Revisiting Mutual Information Maximization for Generalized Category Discovery
Zhaorui Tan, Chengrui Zhang, Xi Yang, Jie Sun, Kaizhu Huang
TL;DR
This work tackles generalized category discovery (GCD), where unlabeled data contain both known and unknown classes. It introduces Regularized Parametric InfoMax (RPIM), an InfoMax-based framework that enforces an independence constraint between known and unknown predictions while assuming a uniform class prior on unconfident outputs, and leverages a semantic-bias transformation to refine latent features without costly fine-tuning. RPIM uses Sinkhorn to generate soft pseudo-labels, selects confident pseudo-labels via a threshold, and adds a regularization term $L_R$ to promote reliable pseudo-labels and strengthen class separation; it also includes a regularization $L_S$ to align pseudo-labels with labeled anchors.

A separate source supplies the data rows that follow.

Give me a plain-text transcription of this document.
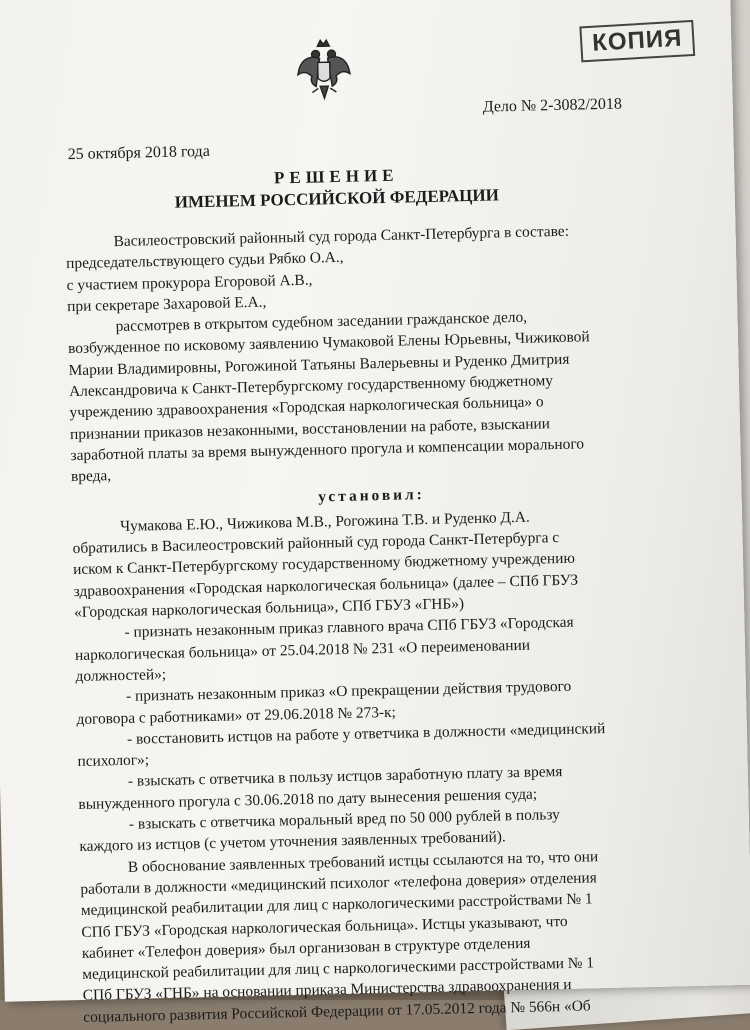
КОПИЯ
Дело № 2-3082/2018
25 октября 2018 года
РЕШЕНИЕ
ИМЕНЕМ РОССИЙСКОЙ ФЕДЕРАЦИИ
Василеостровский районный суд города Санкт-Петербурга в составе:
председательствующего судьи Рябко О.А.,
с участием прокурора Егоровой А.В.,
при секретаре Захаровой Е.А.,
рассмотрев в открытом судебном заседании гражданское дело,
возбужденное по исковому заявлению Чумаковой Елены Юрьевны, Чижиковой
Марии Владимировны, Рогожиной Татьяны Валерьевны и Руденко Дмитрия
Александровича к Санкт-Петербургскому государственному бюджетному
учреждению здравоохранения «Городская наркологическая больница» о
признании приказов незаконными, восстановлении на работе, взыскании
заработной платы за время вынужденного прогула и компенсации морального
вреда,
установил:
Чумакова Е.Ю., Чижикова М.В., Рогожина Т.В. и Руденко Д.А.
обратились в Василеостровский районный суд города Санкт-Петербурга с
иском к Санкт-Петербургскому государственному бюджетному учреждению
здравоохранения «Городская наркологическая больница» (далее – СПб ГБУЗ
«Городская наркологическая больница», СПб ГБУЗ «ГНБ»)
- признать незаконным приказ главного врача СПб ГБУЗ «Городская
наркологическая больница» от 25.04.2018 № 231 «О переименовании
должностей»;
- признать незаконным приказ «О прекращении действия трудового
договора с работниками» от 29.06.2018 № 273-к;
- восстановить истцов на работе у ответчика в должности «медицинский
психолог»;
- взыскать с ответчика в пользу истцов заработную плату за время
вынужденного прогула с 30.06.2018 по дату вынесения решения суда;
- взыскать с ответчика моральный вред по 50 000 рублей в пользу
каждого из истцов (с учетом уточнения заявленных требований).
В обоснование заявленных требований истцы ссылаются на то, что они
работали в должности «медицинский психолог «телефона доверия» отделения
медицинской реабилитации для лиц с наркологическими расстройствами № 1
СПб ГБУЗ «Городская наркологическая больница». Истцы указывают, что
кабинет «Телефон доверия» был организован в структуре отделения
медицинской реабилитации для лиц с наркологическими расстройствами № 1
СПб ГБУЗ «ГНБ» на основании приказа Министерства здравоохранения и
социального развития Российской Федерации от 17.05.2012 года № 566н «Об
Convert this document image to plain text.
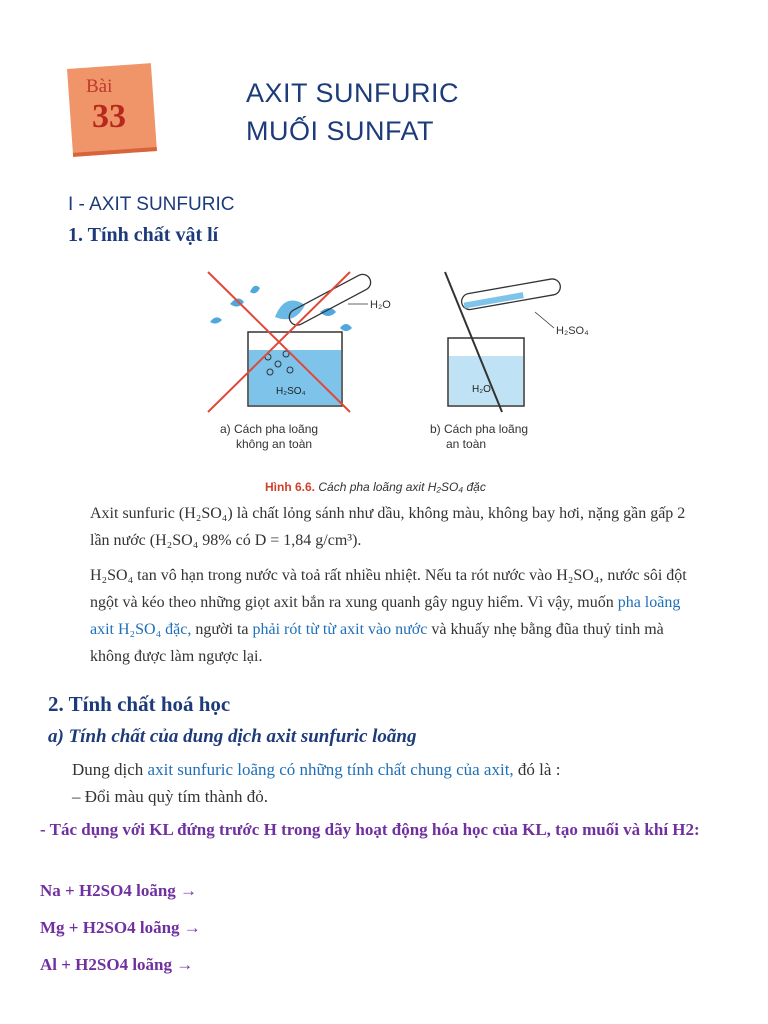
Bài
33
AXIT SUNFURIC
MUỐI SUNFAT
I - AXIT SUNFURIC
1. Tính chất vật lí
H₂O
H₂SO₄
H₂SO₄
H₂O
a) Cách pha loãng
không an toàn
b) Cách pha loãng
an toàn
Hình 6.6. Cách pha loãng axit H₂SO₄ đặc
Axit sunfuric (H₂SO₄) là chất lỏng sánh như dầu, không màu, không bay hơi, nặng gần gấp 2 lần nước (H₂SO₄ 98% có D = 1,84 g/cm³).
H₂SO₄ tan vô hạn trong nước và toả rất nhiều nhiệt. Nếu ta rót nước vào H₂SO₄, nước sôi đột ngột và kéo theo những giọt axit bắn ra xung quanh gây nguy hiểm. Vì vậy, muốn pha loãng axit H₂SO₄ đặc, người ta phải rót từ từ axit vào nước và khuấy nhẹ bằng đũa thuỷ tinh mà không được làm ngược lại.
2. Tính chất hoá học
a) Tính chất của dung dịch axit sunfuric loãng
Dung dịch axit sunfuric loãng có những tính chất chung của axit, đó là :
– Đổi màu quỳ tím thành đỏ.
- Tác dụng với KL đứng trước H trong dãy hoạt động hóa học của KL, tạo muối và khí H2:
Na + H2SO4 loãng →
Mg + H2SO4 loãng →
Al + H2SO4 loãng →
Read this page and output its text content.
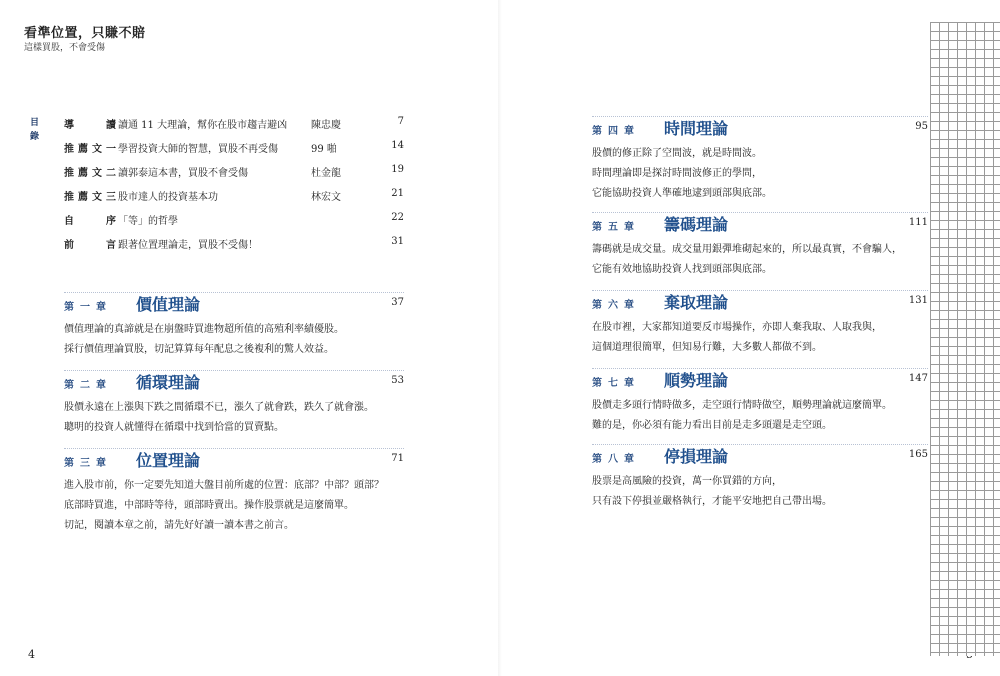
看準位置，只賺不賠
這樣買股，不會受傷
目錄
導　讀 讀通 11 大理論，幫你在股市趨吉避凶 陳忠慶	7
推薦文一 學習投資大師的智慧，買股不再受傷	99 啪	14
推薦文二 讀郭泰這本書，買股不會受傷	杜金龍	19
推薦文三 股市達人的投資基本功	林宏文	21
自　序 「等」的哲學	22
前　言 跟著位置理論走，買股不受傷！	31
第一章 價值理論	37
價值理論的真諦就是在崩盤時買進物超所值的高殖利率績優股。
採行價值理論買股，切記算算每年配息之後複利的驚人效益。
第二章 循環理論	53
股價永遠在上漲與下跌之間循環不已，漲久了就會跌，跌久了就會漲。
聰明的投資人就懂得在循環中找到恰當的買賣點。
第三章 位置理論	71
進入股市前，你一定要先知道大盤目前所處的位置：底部？中部？頭部？
底部時買進，中部時等待，頭部時賣出。操作股票就是這麼簡單。
切記，閱讀本章之前，請先好好讀一讀本書之前言。
4
第四章 時間理論	95
股價的修正除了空間波，就是時間波。
時間理論即是探討時間波修正的學問，
它能協助投資人準確地逮到頭部與底部。
第五章 籌碼理論	111
籌碼就是成交量。成交量用銀彈堆砌起來的，所以最真實，不會騙人，
它能有效地協助投資人找到頭部與底部。
第六章 棄取理論	131
在股市裡，大家都知道要反市場操作，亦即人棄我取、人取我與，
這個道理很簡單，但知易行難，大多數人都做不到。
第七章 順勢理論	147
股價走多頭行情時做多，走空頭行情時做空，順勢理論就這麼簡單。
難的是，你必須有能力看出目前是走多頭還是走空頭。
第八章 停損理論	165
股票是高風險的投資，萬一你買錯的方向，
只有設下停損並嚴格執行，才能平安地把自己帶出場。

Theoretical analysis and experiments on six datasets show RPIM achieves state-of-the-art performance, notably improving unknown-class accuracy by an average of about $3.5\%$ and delivering substantial gains on several benchmark datasets, while maintaining efficiency through latent-feature refinement rather than full fine-tuning. This approach enables more scalable open-world recognition by robustly discovering unknown categories with improved separation from known classes.
Abstract
Generalized category discovery presents a challenge in a realistic scenario, which requires the model's generalization ability to recognize unlabeled samples from known and unknown categories. This paper revisits the challenge of generalized category discovery through the lens of information maximization (InfoMax) with a probabilistic parametric classifier. Our findings reveal that ensuring independence between known and unknown classes while concurrently assuming a uniform probability distribution across all classes, yields an enlarged margin among known and unknown classes that promotes the model's performance. To achieve the aforementioned independence, we propose a novel InfoMax-based method, Regularized Parametric InfoMax (RPIM), which adopts pseudo labels to supervise unlabeled samples during InfoMax, while proposing a regularization to ensure the quality of the pseudo labels. Additionally, we introduce novel semantic-bias transformation to refine the features from the pre-trained model instead of direct fine-tuning to rescue the computational costs. Extensive experiments on six benchmark datasets validate the effectiveness of our method. RPIM significantly improves the performance regarding unknown classes, surpassing the state-of-the-art method by an average margin of 3.5%.